Managed to get myself embroiled in a little email exchange with Linus about configurability options and GNOME. Seesm that little exchange even managed to hit Slashdot.
The misconception that I feel Linus have and a lot of the people posting on Slashdot is that patches that adds configuration options to GNOME would automatically get rejected. This is simply false.
At best this is an extrapolation of the quite strict policy of Metacity in particular and the general GNOME policy of ‘no GUI options before thinking’. This policy did come into effect with GNOME 2.x and it came about both due to UI design usability discussions, but also as a result of seeing our config menu’s get clogged with options which mostly where there due to bugs, missing features and a heterogen deployment environment below GNOME. It was decided to focus on actually trying to solve these lower level issues instead of offering config options to work around them. A talk by Jim Getty’s at GUADEC called ‘Draining the swamp’ being considered the call to arms on that issue. Projects such as HAL, the rejuvenated X.org effort and many other freedesktop projects came about almost as a direct consequence of this.

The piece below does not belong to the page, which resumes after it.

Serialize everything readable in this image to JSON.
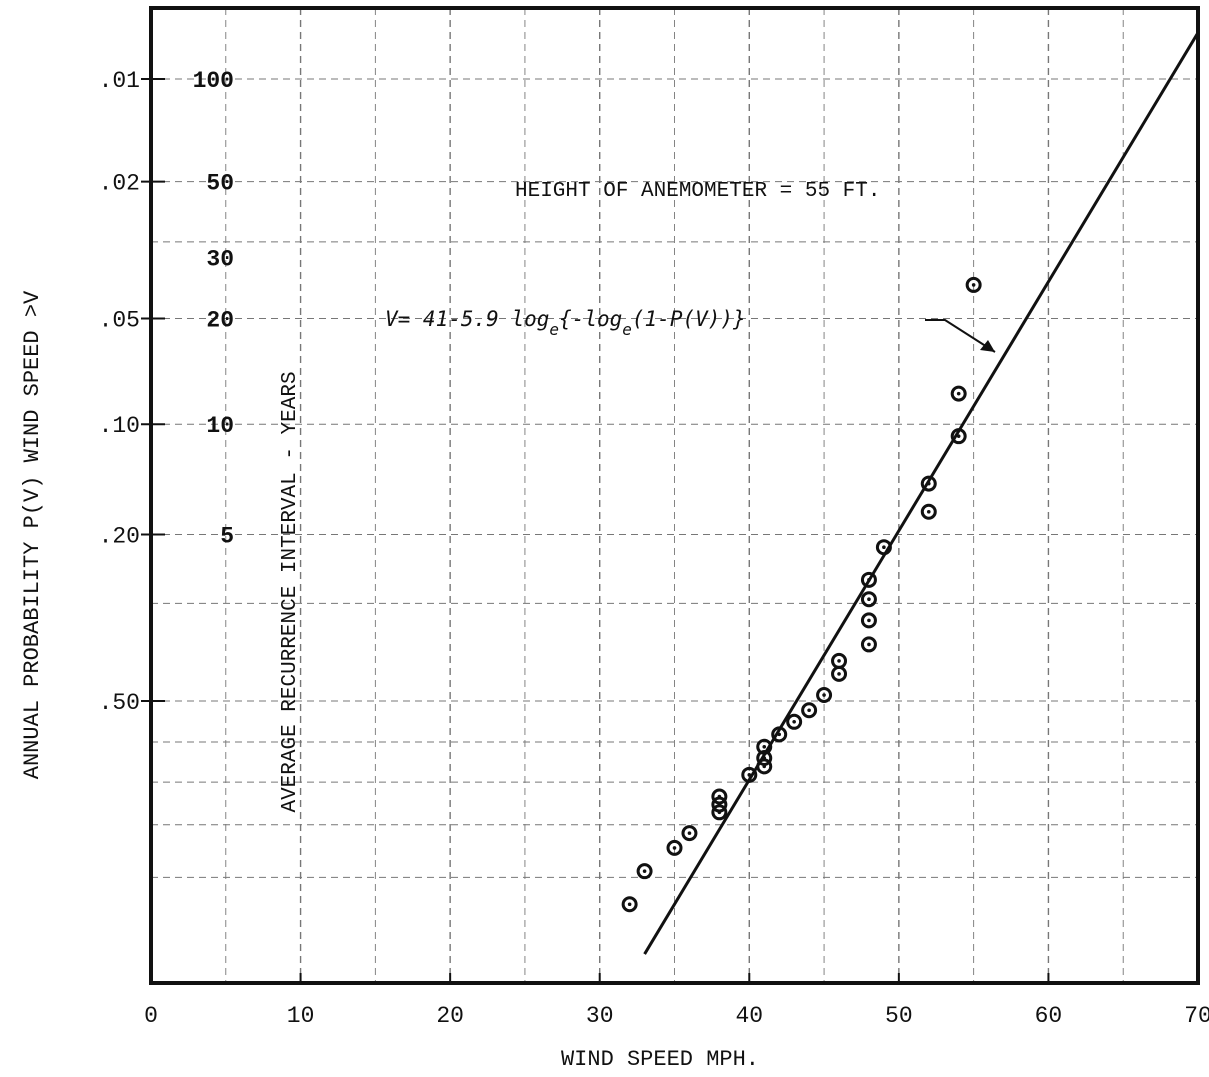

There was also some misconceptions on the Sawfish to Metacity switch that happened in this time period. It is not correct to say that Sawfish got replaced by Metacity due to it being deciding its high degree of configurability was bad, far from it. Sure there
where people who felt Sawfish went a bit overboard in that regard, but that was not the reason it got ditched as the default GNOME window manager. The reason for that was simply that after Eazel went backrupt and Sawfish maintainer John Harper had to find a new job, he ended up at Apple. And thus due to Apple corporate policy, and probably long hours at work, he couldn’t maintain Sawfish anymore. The troublesome thing about Sawfish was that it was written in its own Lisp dialect so as part of Sawfish you got both an extra lisp interpreter and GTK+ bindings for it. This meant that the C/C++ skills in the GNOME community didn’t lend themselves well to fixing bugs in Sawfish.

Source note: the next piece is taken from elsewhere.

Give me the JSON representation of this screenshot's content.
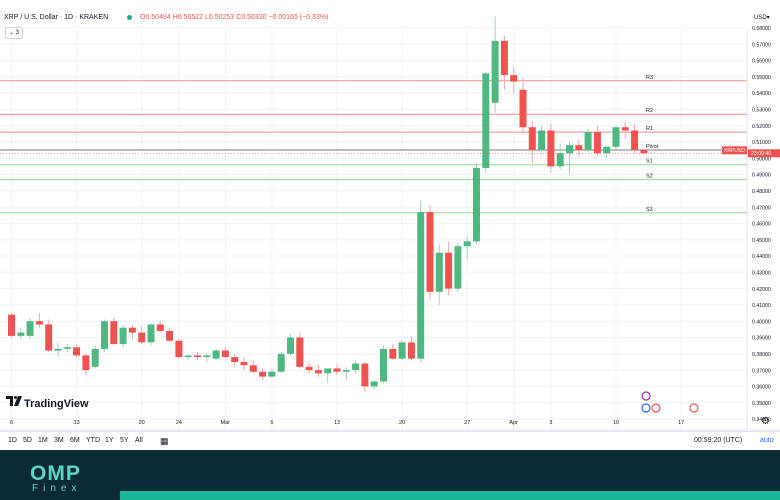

The two libraries and Sawsfish itself thus went unmaintained as John went away and nobody where interested/felt qualified to take it over. Thus the GNOME developers had to look around for a new window manager and it was decided that one should aim for one written in C like the rest of the desktop libraries to lessen the chance of future maintenance prolems. To answer this call Havoc Pennington stepped up with Metacity and it was quickly adopted by a lot of GNOME developers and users and subsequently chosen as the standard.

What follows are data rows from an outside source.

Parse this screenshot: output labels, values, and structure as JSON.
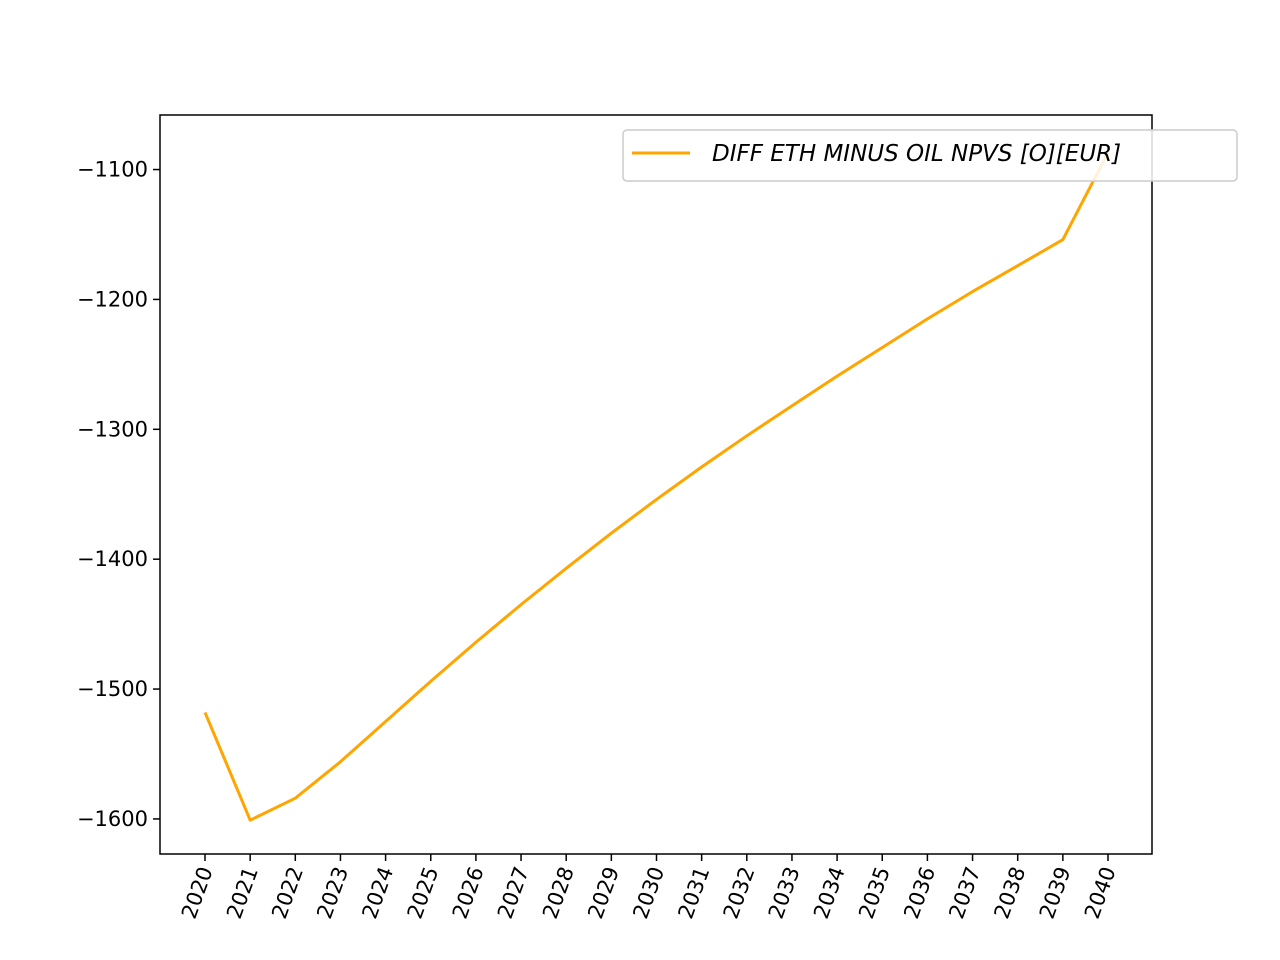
{
  "chart_data": {
    "type": "line",
    "title": "",
    "xlabel": "",
    "ylabel": "",
    "x": [
      "2020",
      "2021",
      "2022",
      "2023",
      "2024",
      "2025",
      "2026",
      "2027",
      "2028",
      "2029",
      "2030",
      "2031",
      "2032",
      "2033",
      "2034",
      "2035",
      "2036",
      "2037",
      "2038",
      "2039",
      "2040"
    ],
    "series": [
      {
        "name": "DIFF ETH MINUS OIL NPVS [O][EUR]",
        "color": "#ffa500",
        "values": [
          -1518,
          -1601,
          -1584,
          -1556,
          -1525,
          -1494,
          -1464,
          -1435,
          -1407,
          -1380,
          -1354,
          -1329,
          -1305,
          -1282,
          -1259,
          -1237,
          -1215,
          -1194,
          -1174,
          -1154,
          -1087
        ]
      }
    ],
    "yticks": [
      "−1600",
      "−1500",
      "−1400",
      "−1300",
      "−1200",
      "−1100"
    ],
    "ytick_values": [
      -1600,
      -1500,
      -1400,
      -1300,
      -1200,
      -1100
    ],
    "ylim": [
      -1627,
      -1058
    ],
    "grid": false,
    "legend_position": "top-right"
  }
}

Metacity was philosophically very different from Sawfish and Havoc
was very strict about what he let into Metacity, due to an idea that requests for config options was usually a result of broken behaviour in the window manager and thus feeling the behaviour should be fixed instead of a config option added to work around the problem.
This was in line with the policy that do govern GNOME as mentioned above, but in the case of Metacity this was applied in a much sterner/hardcore fashion that for most other modules.
But due to Havoc’s high profile in the community and beyond it I think the policy he kept for metacity colored how people outside the project perceivedthe project as a whole which is the main reason I see for this hard killed perception to live on.
Anyway, back to Linus and his irritation with Metacity. I can’t not say if his patches will go in or not, its not my call. But I did at least add them properly to bugzilla for Linus to ensure they get reviewed and commented on at least.